Öte yandan, Kaliforniya’da Demokratlar nihayet inşaatın önündeki engelleri kaldırıyor. Yeni reform, şehir içi konut projelerini, yıllardır suistimal edilen ve herkesin herkese dava açmasına olanak tanıyan CEQA adlı çevre yasasının incelemesinden muaf tutuyor. Bu yasa çevreciler, sendikalar ve “nimby” gruplar tarafından farklı amaçlarla engelleme aracı olarak kullanılıyordu. 2020’de CEQA davaları, yılın konut üretiminin neredeyse yarısını durdurmaya yönelikti. Reformun eşyazarı, San Francisco’dan Senatör Scott Wiener, “CEQA, Kaliforniya’yı yutan yasadır” derken; Manhattan Enstitüsü’nden Judge Glock bu düzenlemeyi “on yıllardır büyümeyi yeniden başlatmak için en büyük fırsat” olarak tanımlıyor.
Eğer kırmızı eyaletlerdeki düşük konut fiyatı avantajı ciddi biçimde azalırsa, etkileri büyük olur.

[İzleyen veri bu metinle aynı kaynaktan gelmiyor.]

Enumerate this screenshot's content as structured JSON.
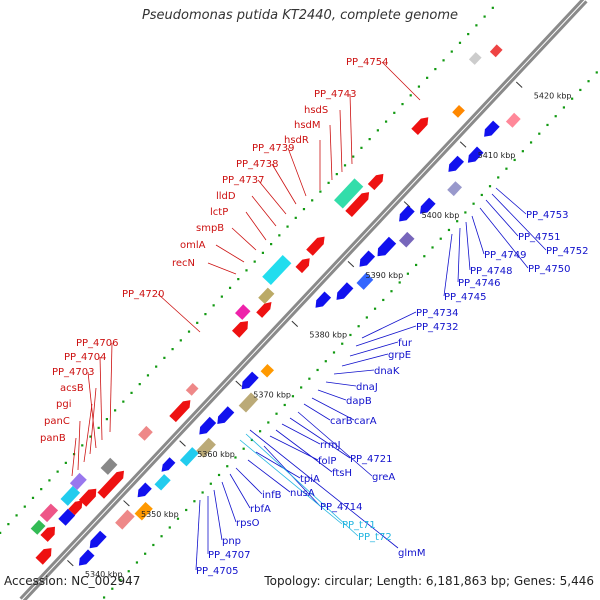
{
  "title": "Pseudomonas putida KT2440, complete genome",
  "footer": {
    "accession": "Accession: NC_002947",
    "summary": "Topology: circular; Length: 6,181,863 bp; Genes: 5,446"
  },
  "colors": {
    "forward_label": "#cc1111",
    "reverse_label": "#1111cc",
    "rna_label": "#22b5e0",
    "backbone": "#999999",
    "dots": "#119911",
    "forward_gene": "#ee1111",
    "reverse_gene": "#1111ee"
  },
  "ticks": [
    "5340 kbp",
    "5350 kbp",
    "5360 kbp",
    "5370 kbp",
    "5380 kbp",
    "5390 kbp",
    "5400 kbp",
    "5410 kbp",
    "5420 kbp"
  ],
  "labels_forward": [
    "panB",
    "panC",
    "pgi",
    "acsB",
    "PP_4703",
    "PP_4704",
    "PP_4706",
    "PP_4720",
    "recN",
    "omlA",
    "smpB",
    "lctP",
    "lldD",
    "PP_4737",
    "PP_4738",
    "PP_4739",
    "hsdR",
    "hsdM",
    "hsdS",
    "PP_4743",
    "PP_4754"
  ],
  "labels_reverse": [
    "PP_4705",
    "PP_4707",
    "pnp",
    "rpsO",
    "rbfA",
    "infB",
    "nusA",
    "tpiA",
    "PP_4714",
    "folP",
    "ftsH",
    "rrmJ",
    "PP_4721",
    "greA",
    "carB",
    "carA",
    "dapB",
    "dnaJ",
    "dnaK",
    "grpE",
    "fur",
    "PP_4732",
    "PP_4734",
    "PP_4745",
    "PP_4746",
    "PP_4748",
    "PP_4749",
    "PP_4750",
    "PP_4751",
    "PP_4752",
    "PP_4753"
  ],
  "labels_rna": [
    "PP_t71",
    "PP_t72"
  ],
  "label_rna_extra": "glmM"
}
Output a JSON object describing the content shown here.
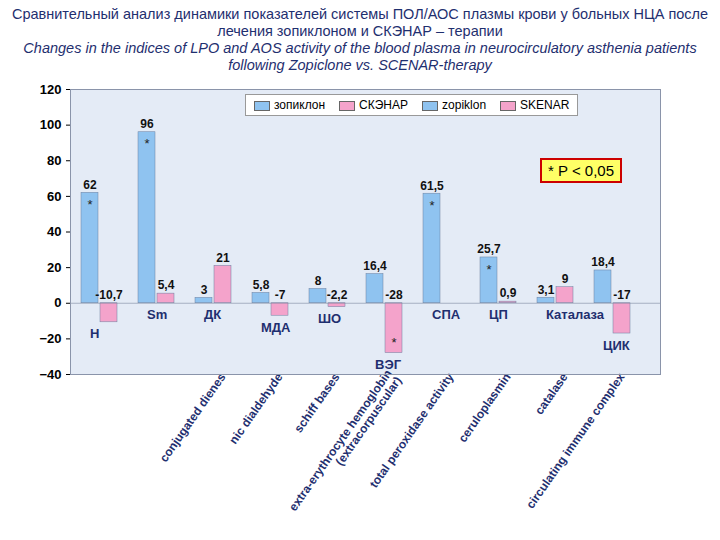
{
  "chart_data": {
    "type": "bar",
    "title": "Сравнительный анализ динамики показателей системы ПОЛ/АОС плазмы крови у больных НЦА после лечения зопиклоном и СКЭНАР – терапии",
    "subtitle": "Changes in the indices of LPO and AOS activity of the blood plasma in neurocirculatory asthenia patients following Zopiclone vs. SCENAR-therapy",
    "categories": [
      "Н",
      "Sm",
      "ДК",
      "МДА",
      "ШО",
      "ВЭГ",
      "СПА",
      "ЦП",
      "Каталаза",
      "ЦИК"
    ],
    "category_notes": [
      null,
      null,
      "conjugated dienes",
      "nic dialdehyde",
      "schiff bases",
      "extra-erythrocyte hemoglobin\n(extracorpuscular)",
      "total peroxidase activity",
      "ceruloplasmin",
      "catalase",
      "circulating immune complex"
    ],
    "series": [
      {
        "name": "зопиклон",
        "alt_name": "zopiklon",
        "color": "#8fc3f0",
        "values": [
          62,
          96,
          3,
          5.8,
          8,
          16.4,
          61.5,
          25.7,
          3.1,
          18.4
        ],
        "value_labels": [
          "62",
          "96",
          "3",
          "5,8",
          "8",
          "16,4",
          "61,5",
          "25,7",
          "3,1",
          "18,4"
        ],
        "significance": [
          "*",
          "*",
          null,
          null,
          null,
          null,
          "*",
          "*",
          null,
          null
        ]
      },
      {
        "name": "СКЭНАР",
        "alt_name": "SKENAR",
        "color": "#f4a3cb",
        "values": [
          -10.7,
          5.4,
          21,
          -7,
          -2.2,
          -28,
          null,
          0.9,
          9,
          -17
        ],
        "value_labels": [
          "-10,7",
          "5,4",
          "21",
          "-7",
          "-2,2",
          "-28",
          null,
          "0,9",
          "9",
          "-17"
        ],
        "significance": [
          null,
          null,
          null,
          null,
          null,
          "*",
          null,
          null,
          null,
          null
        ]
      }
    ],
    "significance_note": "* P < 0,05",
    "ylim": [
      -40,
      120
    ],
    "yticks": [
      -40,
      -20,
      0,
      20,
      40,
      60,
      80,
      100,
      120
    ],
    "grid": false,
    "legend": "top-right",
    "data_labels": true
  }
}
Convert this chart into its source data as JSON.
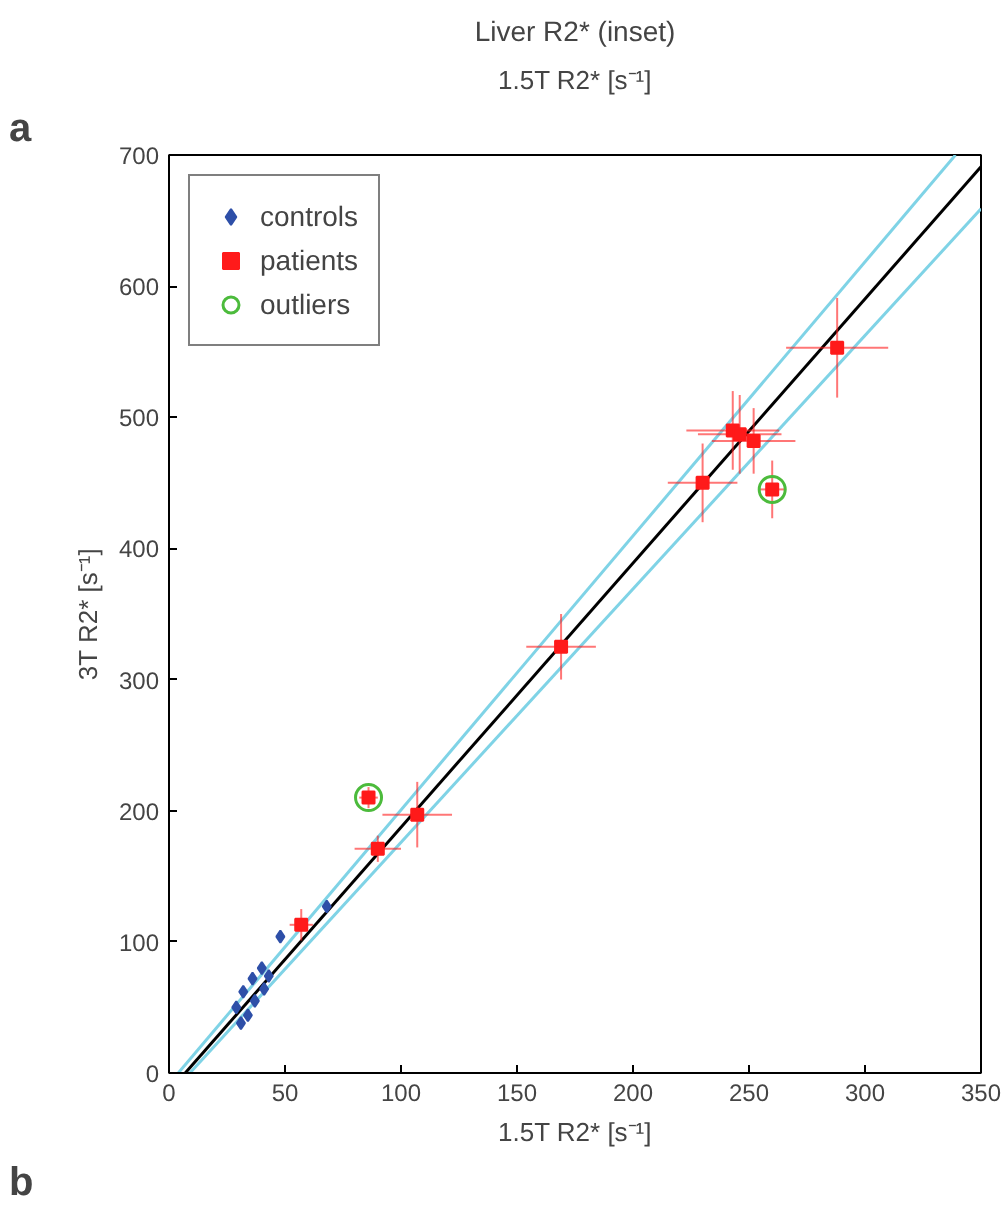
{
  "chart_data": {
    "type": "scatter",
    "title": "Liver R2* (inset)",
    "xlabel": "1.5T R2* [s⁻¹]",
    "ylabel": "3T R2* [s⁻¹]",
    "annotations": [
      "a",
      "1.5T R2* [s⁻¹]",
      "b"
    ],
    "xlim": [
      0,
      350
    ],
    "ylim": [
      0,
      700
    ],
    "xticks": [
      0,
      50,
      100,
      150,
      200,
      250,
      300,
      350
    ],
    "yticks": [
      0,
      100,
      200,
      300,
      400,
      500,
      600,
      700
    ],
    "grid": false,
    "legend": "top left",
    "series": [
      {
        "type": "line",
        "color": "#7fd3e6",
        "x": [
          4,
          339
        ],
        "values": [
          0,
          700
        ],
        "line_style": "solid"
      },
      {
        "type": "line",
        "color": "#7fd3e6",
        "x": [
          9,
          350
        ],
        "values": [
          0,
          659
        ],
        "line_style": "solid"
      },
      {
        "type": "line",
        "color": "#000000",
        "x": [
          7,
          350
        ],
        "values": [
          0,
          691
        ],
        "line_style": "solid"
      },
      {
        "name": "controls",
        "color": "#2e4fa8",
        "marker": "diamond",
        "x": [
          29,
          32,
          34,
          36,
          37,
          40,
          41,
          43,
          31,
          48,
          68
        ],
        "values": [
          50,
          62,
          44,
          72,
          55,
          80,
          64,
          74,
          38,
          104,
          127
        ]
      },
      {
        "name": "patients",
        "color": "#ff1a1a",
        "marker": "square",
        "x": [
          288,
          243,
          246,
          252,
          230,
          260,
          169,
          86,
          90,
          107,
          57
        ],
        "values": [
          553,
          490,
          487,
          482,
          450,
          445,
          325,
          210,
          171,
          197,
          113
        ],
        "xerrors": [
          22,
          20,
          18,
          18,
          15,
          6,
          15,
          4,
          10,
          15,
          5
        ],
        "errors": [
          38,
          30,
          30,
          25,
          30,
          22,
          25,
          8,
          10,
          25,
          12
        ]
      },
      {
        "name": "outliers",
        "color": "#4cbb3c",
        "marker": "circle",
        "x": [
          86,
          260
        ],
        "values": [
          210,
          445
        ]
      }
    ]
  }
}
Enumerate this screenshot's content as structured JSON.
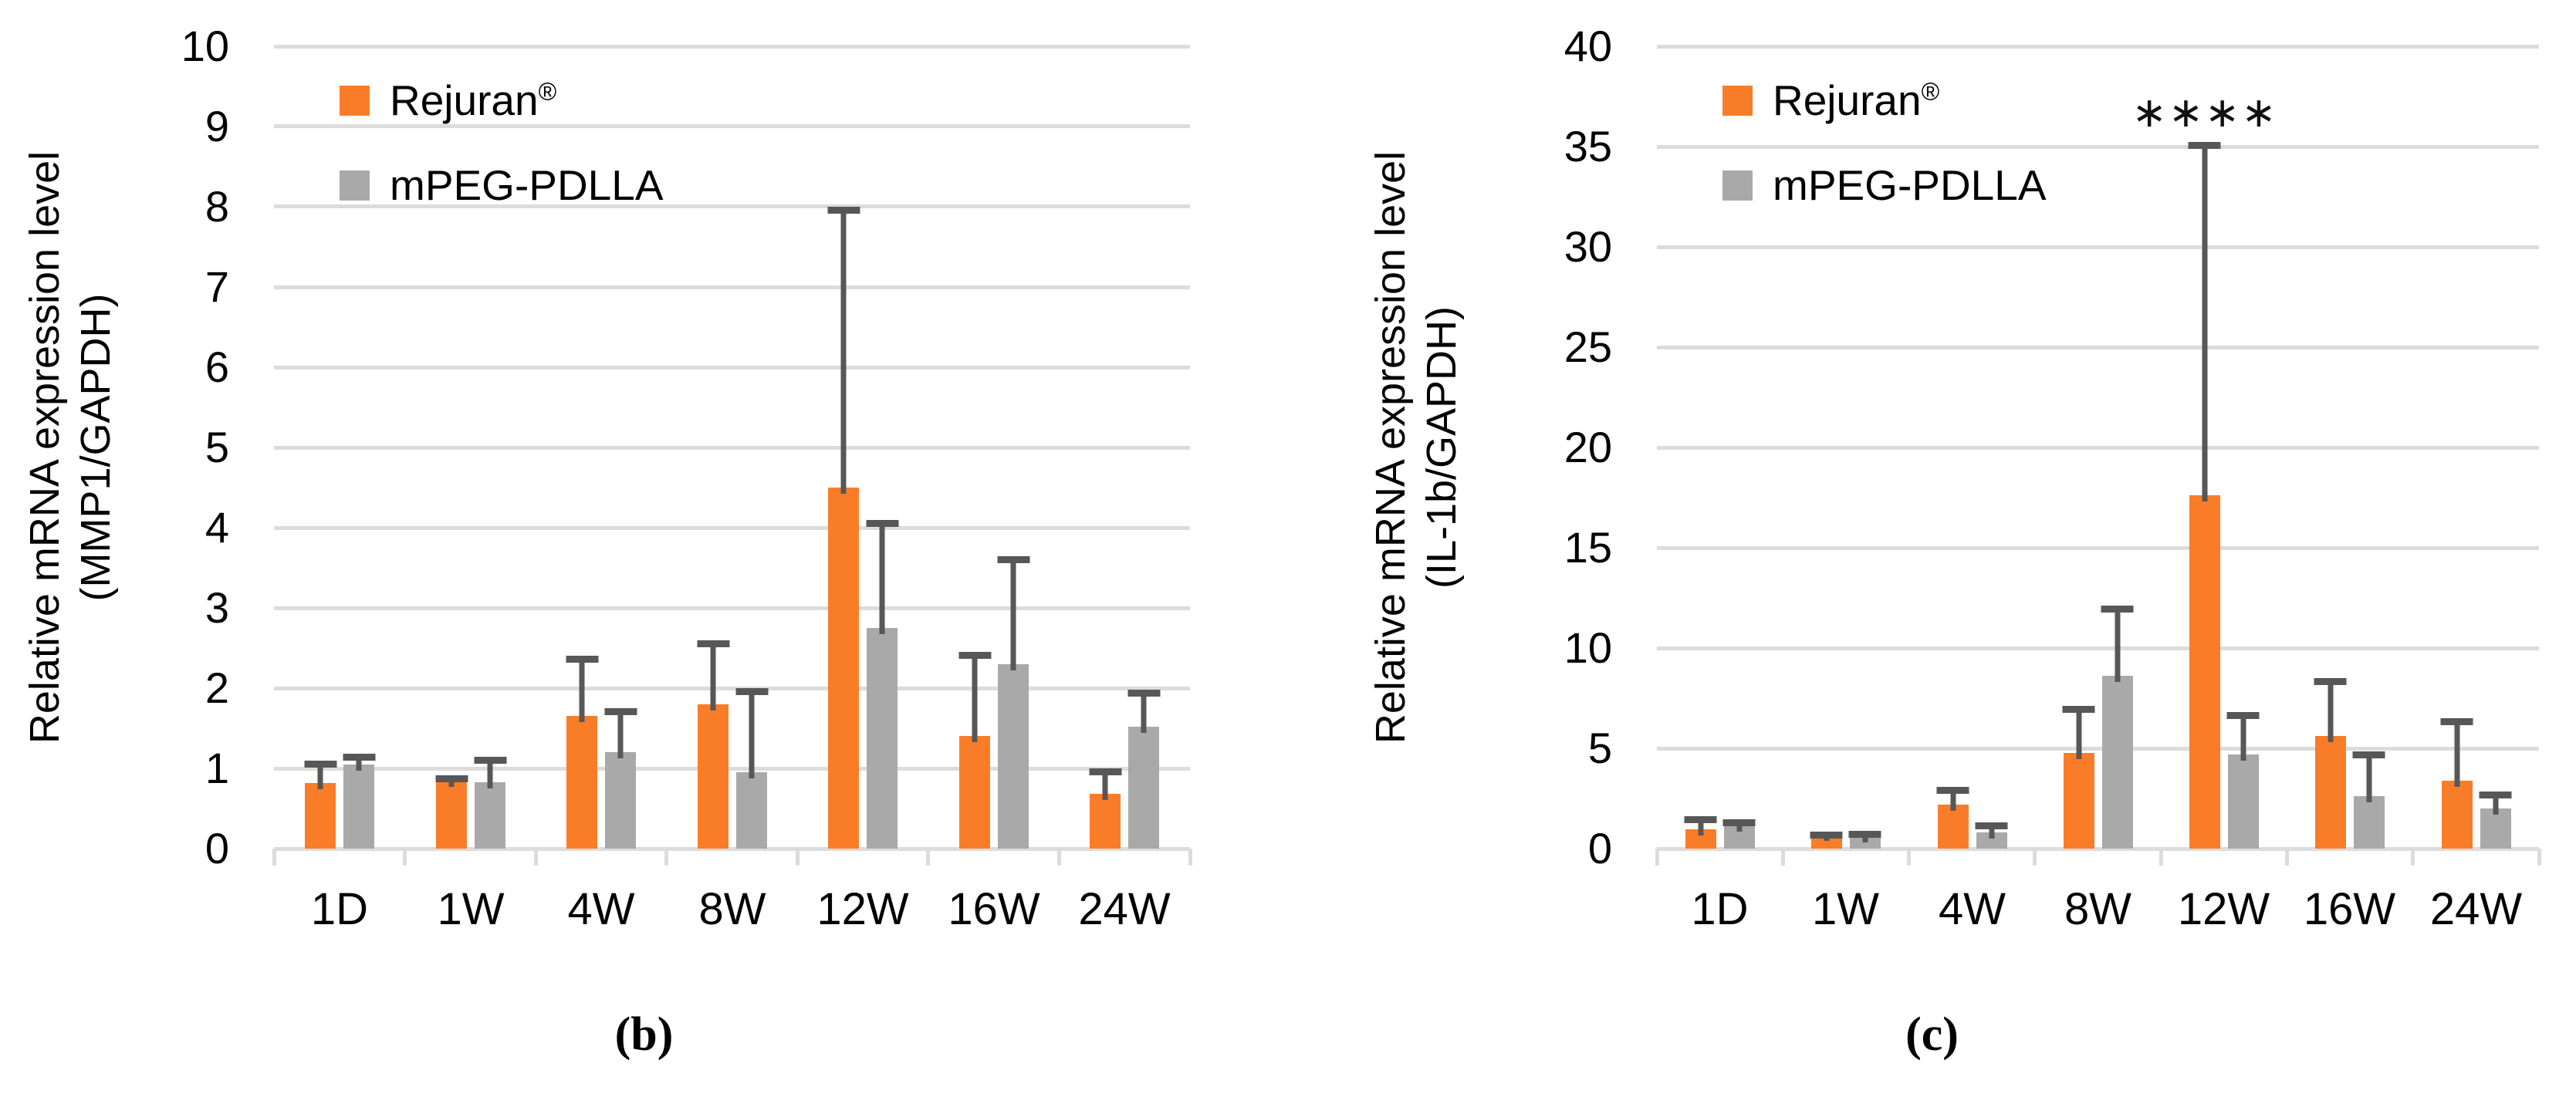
{
  "figure": {
    "background": "#FFFFFF",
    "colors": {
      "rejuran_orange": "#F97D28",
      "mpeg_gray": "#A9A9A9",
      "error_bar": "#575757",
      "gridline": "#DCDCDC",
      "text": "#000000"
    }
  },
  "chart_data": [
    {
      "type": "bar",
      "panel_caption": "(b)",
      "y_axis_title_lines": [
        "Relative mRNA expression level",
        "(MMP1/GAPDH)"
      ],
      "categories": [
        "1D",
        "1W",
        "4W",
        "8W",
        "12W",
        "16W",
        "24W"
      ],
      "ylim": [
        0,
        10
      ],
      "ytick_step": 1,
      "yticks": [
        10,
        9,
        8,
        7,
        6,
        5,
        4,
        3,
        2,
        1,
        0
      ],
      "grid": true,
      "legend_position": "top-left-inside",
      "series": [
        {
          "name": "Rejuran®",
          "label": "Rejuran",
          "label_sup": "®",
          "color": "#F97D28",
          "values": [
            0.82,
            0.85,
            1.65,
            1.8,
            4.5,
            1.4,
            0.68
          ],
          "error_top": [
            1.1,
            0.92,
            2.4,
            2.6,
            8.0,
            2.45,
            1.0
          ]
        },
        {
          "name": "mPEG-PDLLA",
          "label": "mPEG-PDLLA",
          "label_sup": "",
          "color": "#A9A9A9",
          "values": [
            1.05,
            0.83,
            1.2,
            0.95,
            2.75,
            2.3,
            1.52
          ],
          "error_top": [
            1.18,
            1.15,
            1.75,
            2.0,
            4.1,
            3.65,
            1.98
          ]
        }
      ],
      "annotation": null
    },
    {
      "type": "bar",
      "panel_caption": "(c)",
      "y_axis_title_lines": [
        "Relative mRNA expression level",
        "(IL-1b/GAPDH)"
      ],
      "categories": [
        "1D",
        "1W",
        "4W",
        "8W",
        "12W",
        "16W",
        "24W"
      ],
      "ylim": [
        0,
        40
      ],
      "ytick_step": 5,
      "yticks": [
        40,
        35,
        30,
        25,
        20,
        15,
        10,
        5,
        0
      ],
      "grid": true,
      "legend_position": "top-left-inside",
      "series": [
        {
          "name": "Rejuran®",
          "label": "Rejuran",
          "label_sup": "®",
          "color": "#F97D28",
          "values": [
            0.95,
            0.7,
            2.2,
            4.75,
            17.6,
            5.6,
            3.4
          ],
          "error_top": [
            1.6,
            0.85,
            3.1,
            7.1,
            35.2,
            8.5,
            6.5
          ]
        },
        {
          "name": "mPEG-PDLLA",
          "label": "mPEG-PDLLA",
          "label_sup": "",
          "color": "#A9A9A9",
          "values": [
            1.15,
            0.6,
            0.8,
            8.6,
            4.7,
            2.6,
            2.0
          ],
          "error_top": [
            1.45,
            0.85,
            1.3,
            12.1,
            6.8,
            4.85,
            2.85
          ]
        }
      ],
      "annotation": {
        "text": "****",
        "category": "12W",
        "series": "Rejuran®"
      }
    }
  ]
}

Niskanen Center’dan Armlovich’e göre, mavi eyaletlerdeki büyük şehirler yüksek maaşlar sunuyor, Kaliforniya’nın iklimi ise “Aden Bahçesi gibi”. Bu yerlerde konut inşaatı gerçekten kolaylaşırsa, mavi eyaletlerden kırmızılara olan göç tersine dönebilir.
Bu değişim siyasi sonuçlar da doğurabilir. Mevcut genel kanı, mavi eyaletlerin ABD nüfusu içindeki payının düşeceği ve Kongre ile Seçiciler Kurulu’nda sandalye kaybedecekleri yönünde. (Kaliforniya’nın 2030 nüfus sayımı sonrası 54 sandalyeden 4–5’ini kaybedeceği öngörülüyor.) Ancak göç azalırsa bu tablo değişebilir. Glock’a göre bu durum, “İnsanlar ayaklarıyla oy veriyor” diyerek kırmızı eyaletleri daha iyi yönetişim örneği olarak gösteren Cumhuriyetçi argümanı da zayıflatır.
Bazı kırmızı eyalet politikacıları bu tehdidin farkına varmış durumda. Teksas, son dönemde “yimby” (inşaat dostu) reformlar yaptı: ticari alanlarda konut yapımını kolaylaştırdı, parsel büyüklüğü sınırlamalarını gevşetti ve komşulara yeni projeleri engelleme hakkı veren düzenlemeleri zayıflattı. Ancak yerel yönetimler, yerel mülk sahiplerine bağlı oldukları için, eyaletin inşaatı teşvik etme çabalarını sıklıkla sabote ediyor. Görünüşe göre, mavi eyaletlerde kentsel gelişimi tıkayan “tuğla blokçular”, şimdi kırmızı eyaletlere de yönelmiş durumda.